Je n'ai jamais pensé à quitter le pays. Je reste, et je suis prête à aller jusqu'au bout. […] J'en assume toutes les conséquences, même si on n'est jamais vraiment prêt. Aujourd'hui, chaque Biélorusse qui manifeste risque la violence, l'arrestation ou la torture. J'ai fait mon choix en toute conscience, je connais les risques, je ne vais pas le nier. ( déclaration à RFI)

Depuis, elle était emprisonnée en attendant son procès, où elle est apparue, malgré tout, souriante, dessinant des cœurs avec ses mains comme lors des manifestations de l’été 2020.

De la musique à la politique

Née à Minsk ou elle a grandi, Maria Kolsnikova a étudié la flûte et la direction avant de jouer dans plusieurs orchestres. Diplômée de l’Académie d’Etat de musique de Biélorussie, elle se produit également en Allemagne. Elle part se perfectionner à la Hochschule de Stuttgart où elle obtient un double master en musique ancienne et en musique contemporaine en 2012. Elle s’occupe également de plusieurs collectifs artistiques et d’institutions culturelles avant de se lancer en politique.

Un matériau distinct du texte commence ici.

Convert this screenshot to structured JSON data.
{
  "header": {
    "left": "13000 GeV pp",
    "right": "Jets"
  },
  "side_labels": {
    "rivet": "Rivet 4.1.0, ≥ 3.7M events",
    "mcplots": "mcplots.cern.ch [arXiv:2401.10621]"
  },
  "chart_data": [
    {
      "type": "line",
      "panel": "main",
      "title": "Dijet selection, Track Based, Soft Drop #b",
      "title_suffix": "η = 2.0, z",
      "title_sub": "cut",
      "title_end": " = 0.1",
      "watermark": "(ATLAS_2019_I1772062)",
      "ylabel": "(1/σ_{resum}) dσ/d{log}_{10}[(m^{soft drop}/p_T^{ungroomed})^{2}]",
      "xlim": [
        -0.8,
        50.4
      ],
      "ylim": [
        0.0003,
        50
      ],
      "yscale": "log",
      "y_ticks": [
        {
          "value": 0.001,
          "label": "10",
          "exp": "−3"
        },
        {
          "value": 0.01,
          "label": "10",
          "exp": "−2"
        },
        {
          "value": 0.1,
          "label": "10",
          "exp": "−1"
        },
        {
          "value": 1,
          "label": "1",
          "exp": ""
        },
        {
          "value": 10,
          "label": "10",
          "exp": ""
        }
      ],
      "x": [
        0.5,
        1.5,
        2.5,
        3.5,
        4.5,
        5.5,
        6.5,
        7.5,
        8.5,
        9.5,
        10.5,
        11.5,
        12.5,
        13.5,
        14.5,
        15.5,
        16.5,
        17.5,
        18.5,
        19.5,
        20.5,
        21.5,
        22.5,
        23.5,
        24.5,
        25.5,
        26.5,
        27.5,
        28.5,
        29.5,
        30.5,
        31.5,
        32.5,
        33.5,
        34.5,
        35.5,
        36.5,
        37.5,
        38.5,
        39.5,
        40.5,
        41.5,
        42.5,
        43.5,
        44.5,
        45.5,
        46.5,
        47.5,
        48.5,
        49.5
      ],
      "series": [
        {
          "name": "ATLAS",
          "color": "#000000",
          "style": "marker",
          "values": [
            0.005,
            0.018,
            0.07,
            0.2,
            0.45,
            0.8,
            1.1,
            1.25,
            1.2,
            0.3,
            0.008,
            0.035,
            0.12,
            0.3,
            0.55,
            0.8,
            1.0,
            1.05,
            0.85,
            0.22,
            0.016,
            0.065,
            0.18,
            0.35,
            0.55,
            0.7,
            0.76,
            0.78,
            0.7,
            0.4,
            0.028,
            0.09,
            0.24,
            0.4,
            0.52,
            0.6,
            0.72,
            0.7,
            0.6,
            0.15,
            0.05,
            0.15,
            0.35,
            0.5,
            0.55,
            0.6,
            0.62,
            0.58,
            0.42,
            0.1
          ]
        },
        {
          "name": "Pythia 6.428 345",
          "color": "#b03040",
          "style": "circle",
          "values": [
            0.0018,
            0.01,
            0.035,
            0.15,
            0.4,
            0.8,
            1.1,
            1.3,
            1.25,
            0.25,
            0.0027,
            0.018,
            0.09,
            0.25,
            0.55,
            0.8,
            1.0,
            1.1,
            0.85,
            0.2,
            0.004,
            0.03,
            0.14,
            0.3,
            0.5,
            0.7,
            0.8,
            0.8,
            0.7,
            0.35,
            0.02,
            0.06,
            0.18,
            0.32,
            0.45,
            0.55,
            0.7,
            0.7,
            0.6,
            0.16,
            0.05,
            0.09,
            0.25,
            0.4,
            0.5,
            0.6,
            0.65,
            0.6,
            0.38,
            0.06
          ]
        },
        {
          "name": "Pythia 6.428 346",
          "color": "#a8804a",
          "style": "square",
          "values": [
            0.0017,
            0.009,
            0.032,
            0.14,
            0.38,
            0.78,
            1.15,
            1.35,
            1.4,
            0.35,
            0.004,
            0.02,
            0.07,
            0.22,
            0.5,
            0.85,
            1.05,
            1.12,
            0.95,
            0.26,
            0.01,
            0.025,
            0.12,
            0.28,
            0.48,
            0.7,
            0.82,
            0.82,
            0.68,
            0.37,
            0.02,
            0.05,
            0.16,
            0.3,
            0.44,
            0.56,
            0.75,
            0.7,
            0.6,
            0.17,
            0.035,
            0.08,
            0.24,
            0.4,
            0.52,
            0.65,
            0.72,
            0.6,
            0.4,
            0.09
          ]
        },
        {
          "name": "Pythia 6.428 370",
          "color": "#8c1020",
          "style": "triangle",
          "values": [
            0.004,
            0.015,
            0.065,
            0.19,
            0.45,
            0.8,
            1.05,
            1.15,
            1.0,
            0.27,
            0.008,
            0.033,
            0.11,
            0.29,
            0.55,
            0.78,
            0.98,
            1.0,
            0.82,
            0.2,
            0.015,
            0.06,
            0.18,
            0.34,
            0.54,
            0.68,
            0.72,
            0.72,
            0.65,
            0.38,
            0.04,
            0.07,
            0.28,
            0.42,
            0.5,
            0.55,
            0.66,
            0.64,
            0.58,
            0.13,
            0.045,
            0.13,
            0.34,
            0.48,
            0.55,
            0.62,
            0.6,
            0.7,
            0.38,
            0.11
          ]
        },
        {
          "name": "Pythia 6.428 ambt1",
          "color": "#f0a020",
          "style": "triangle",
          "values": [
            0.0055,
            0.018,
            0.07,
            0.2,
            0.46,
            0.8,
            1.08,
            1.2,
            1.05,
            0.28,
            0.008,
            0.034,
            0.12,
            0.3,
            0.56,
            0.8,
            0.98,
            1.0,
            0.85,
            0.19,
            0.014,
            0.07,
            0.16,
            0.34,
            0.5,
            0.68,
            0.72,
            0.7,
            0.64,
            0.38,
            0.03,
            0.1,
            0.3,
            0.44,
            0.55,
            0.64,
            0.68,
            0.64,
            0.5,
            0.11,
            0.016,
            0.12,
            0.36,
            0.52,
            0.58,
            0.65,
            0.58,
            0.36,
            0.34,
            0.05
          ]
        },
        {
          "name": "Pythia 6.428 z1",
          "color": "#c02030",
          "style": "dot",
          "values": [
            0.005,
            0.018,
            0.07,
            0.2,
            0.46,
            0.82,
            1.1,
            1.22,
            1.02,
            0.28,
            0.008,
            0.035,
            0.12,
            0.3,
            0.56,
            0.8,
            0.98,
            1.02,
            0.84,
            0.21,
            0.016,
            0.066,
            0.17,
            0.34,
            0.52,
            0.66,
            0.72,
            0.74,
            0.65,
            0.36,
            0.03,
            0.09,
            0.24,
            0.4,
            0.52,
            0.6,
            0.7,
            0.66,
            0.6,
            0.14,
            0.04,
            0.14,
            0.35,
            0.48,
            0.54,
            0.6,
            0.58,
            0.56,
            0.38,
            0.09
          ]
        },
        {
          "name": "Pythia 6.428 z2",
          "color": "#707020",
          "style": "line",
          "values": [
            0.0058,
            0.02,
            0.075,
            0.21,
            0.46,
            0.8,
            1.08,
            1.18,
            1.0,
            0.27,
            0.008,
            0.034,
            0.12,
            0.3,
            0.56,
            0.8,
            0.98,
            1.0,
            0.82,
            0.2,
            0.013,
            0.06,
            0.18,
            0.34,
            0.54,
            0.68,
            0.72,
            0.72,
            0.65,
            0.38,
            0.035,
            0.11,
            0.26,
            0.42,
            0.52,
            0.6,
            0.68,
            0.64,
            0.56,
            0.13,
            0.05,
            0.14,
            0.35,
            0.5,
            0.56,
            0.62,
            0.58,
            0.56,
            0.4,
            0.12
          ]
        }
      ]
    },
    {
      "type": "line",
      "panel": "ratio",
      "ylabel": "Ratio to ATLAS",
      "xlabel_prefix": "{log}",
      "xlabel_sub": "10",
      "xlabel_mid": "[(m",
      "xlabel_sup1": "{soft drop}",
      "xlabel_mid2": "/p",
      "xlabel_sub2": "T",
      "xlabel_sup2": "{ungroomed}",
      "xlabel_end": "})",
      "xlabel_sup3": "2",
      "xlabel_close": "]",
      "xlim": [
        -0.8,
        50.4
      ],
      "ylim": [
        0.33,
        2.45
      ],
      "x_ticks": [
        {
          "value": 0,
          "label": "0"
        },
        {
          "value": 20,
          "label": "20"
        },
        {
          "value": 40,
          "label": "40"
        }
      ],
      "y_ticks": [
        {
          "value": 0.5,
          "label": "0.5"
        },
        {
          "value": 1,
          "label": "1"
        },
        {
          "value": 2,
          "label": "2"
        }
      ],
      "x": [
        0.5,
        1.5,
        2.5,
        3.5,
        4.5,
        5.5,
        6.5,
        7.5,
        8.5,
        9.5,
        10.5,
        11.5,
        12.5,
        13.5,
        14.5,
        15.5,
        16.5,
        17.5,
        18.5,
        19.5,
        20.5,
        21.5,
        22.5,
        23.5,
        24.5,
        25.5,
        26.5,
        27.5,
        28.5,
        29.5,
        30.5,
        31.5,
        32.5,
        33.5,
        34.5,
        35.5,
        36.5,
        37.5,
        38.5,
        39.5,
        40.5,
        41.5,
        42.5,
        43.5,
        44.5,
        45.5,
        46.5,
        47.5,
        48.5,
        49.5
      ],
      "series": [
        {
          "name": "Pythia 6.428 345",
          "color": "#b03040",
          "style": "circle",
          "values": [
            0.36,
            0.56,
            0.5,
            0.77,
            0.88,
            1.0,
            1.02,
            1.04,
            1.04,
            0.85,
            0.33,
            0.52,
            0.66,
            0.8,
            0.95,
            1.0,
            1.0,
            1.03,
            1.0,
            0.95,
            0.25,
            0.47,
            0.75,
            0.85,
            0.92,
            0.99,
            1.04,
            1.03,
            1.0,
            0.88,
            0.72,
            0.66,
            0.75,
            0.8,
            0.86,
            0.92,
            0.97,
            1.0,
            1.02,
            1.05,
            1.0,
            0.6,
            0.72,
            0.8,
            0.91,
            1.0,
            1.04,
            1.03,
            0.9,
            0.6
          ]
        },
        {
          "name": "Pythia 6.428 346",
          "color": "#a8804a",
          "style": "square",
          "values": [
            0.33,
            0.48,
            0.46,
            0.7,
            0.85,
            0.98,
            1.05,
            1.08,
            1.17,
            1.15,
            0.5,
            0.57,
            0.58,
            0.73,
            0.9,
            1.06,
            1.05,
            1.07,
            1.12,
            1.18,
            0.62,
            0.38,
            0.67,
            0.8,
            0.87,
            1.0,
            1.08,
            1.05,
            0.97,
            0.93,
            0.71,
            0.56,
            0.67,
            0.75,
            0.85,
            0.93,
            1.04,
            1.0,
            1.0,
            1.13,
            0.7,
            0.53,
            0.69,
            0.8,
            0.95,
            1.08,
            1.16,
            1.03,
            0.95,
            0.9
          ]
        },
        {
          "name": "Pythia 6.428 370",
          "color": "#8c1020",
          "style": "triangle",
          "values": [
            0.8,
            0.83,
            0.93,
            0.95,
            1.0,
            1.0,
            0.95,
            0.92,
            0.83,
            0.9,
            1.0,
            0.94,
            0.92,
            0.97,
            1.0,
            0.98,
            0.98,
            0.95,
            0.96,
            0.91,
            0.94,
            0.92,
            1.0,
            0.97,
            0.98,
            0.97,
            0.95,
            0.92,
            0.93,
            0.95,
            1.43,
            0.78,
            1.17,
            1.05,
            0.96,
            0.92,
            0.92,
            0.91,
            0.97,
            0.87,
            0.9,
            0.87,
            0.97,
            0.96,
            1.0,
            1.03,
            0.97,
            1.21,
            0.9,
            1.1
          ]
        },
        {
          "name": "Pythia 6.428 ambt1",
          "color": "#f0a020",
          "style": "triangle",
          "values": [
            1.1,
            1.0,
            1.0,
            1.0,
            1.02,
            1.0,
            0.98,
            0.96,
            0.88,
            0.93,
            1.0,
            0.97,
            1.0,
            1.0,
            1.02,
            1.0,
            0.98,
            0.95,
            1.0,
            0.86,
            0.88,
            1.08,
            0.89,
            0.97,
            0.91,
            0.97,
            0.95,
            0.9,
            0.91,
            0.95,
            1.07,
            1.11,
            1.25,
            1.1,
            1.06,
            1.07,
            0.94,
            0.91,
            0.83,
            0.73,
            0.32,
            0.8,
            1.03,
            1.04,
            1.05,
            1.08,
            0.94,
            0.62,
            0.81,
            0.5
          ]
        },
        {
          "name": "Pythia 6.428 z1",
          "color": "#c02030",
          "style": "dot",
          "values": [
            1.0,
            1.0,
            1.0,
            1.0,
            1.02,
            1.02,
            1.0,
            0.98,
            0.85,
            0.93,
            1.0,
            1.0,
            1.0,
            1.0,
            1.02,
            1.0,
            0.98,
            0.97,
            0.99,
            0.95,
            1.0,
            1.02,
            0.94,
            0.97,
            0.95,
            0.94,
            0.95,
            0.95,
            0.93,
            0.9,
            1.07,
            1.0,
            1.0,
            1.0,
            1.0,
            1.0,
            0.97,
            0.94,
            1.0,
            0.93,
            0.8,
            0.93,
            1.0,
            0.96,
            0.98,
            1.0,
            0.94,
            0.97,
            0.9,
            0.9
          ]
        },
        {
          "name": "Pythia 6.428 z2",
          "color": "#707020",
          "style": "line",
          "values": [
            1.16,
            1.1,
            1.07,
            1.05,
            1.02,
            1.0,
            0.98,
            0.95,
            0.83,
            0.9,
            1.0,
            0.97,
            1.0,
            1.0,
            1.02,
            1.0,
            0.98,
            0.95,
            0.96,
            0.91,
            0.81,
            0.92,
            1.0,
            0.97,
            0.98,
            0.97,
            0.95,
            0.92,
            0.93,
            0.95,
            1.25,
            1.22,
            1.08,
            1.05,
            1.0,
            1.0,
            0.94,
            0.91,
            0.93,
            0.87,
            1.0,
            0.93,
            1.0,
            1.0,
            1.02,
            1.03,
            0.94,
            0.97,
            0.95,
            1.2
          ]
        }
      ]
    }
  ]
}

Elle n’est pas la seule personnalité du monde artistique à être s’être engagée contre Loukachenko : Regina Sarkisova, violon solo de l’orchestre de l’opéra de Minsk, s’était faite entendre ou encore l’écrivaine Sveltana Alexievitch. Antoine Pecqueur, sur place à Minsk, décrivait la situation pour les artistes en septembre 2020 à France Musique :

Le régime de Loukachenko a mis une chape de plomb sur les arts, à plusieurs niveaux. Déjà au niveau de la censure, ce qui a conduit à l’exil de certains artistes comme au Belarus Free Theater, le théâtre libre de Biélorussie, qui est installé à Londres. L’autre pression est économique. Aujourd’hui un musicien d’orchestre gagne environ 200 euros par mois. Il est même obligé de vendre lui-même une partie des billets de concerts.

S'ajoute à cette liste les arrestations. Selon l'ONG VIASNA, il y aurait maintenant 667 prisonniers politiques dans les prisons biélorusses.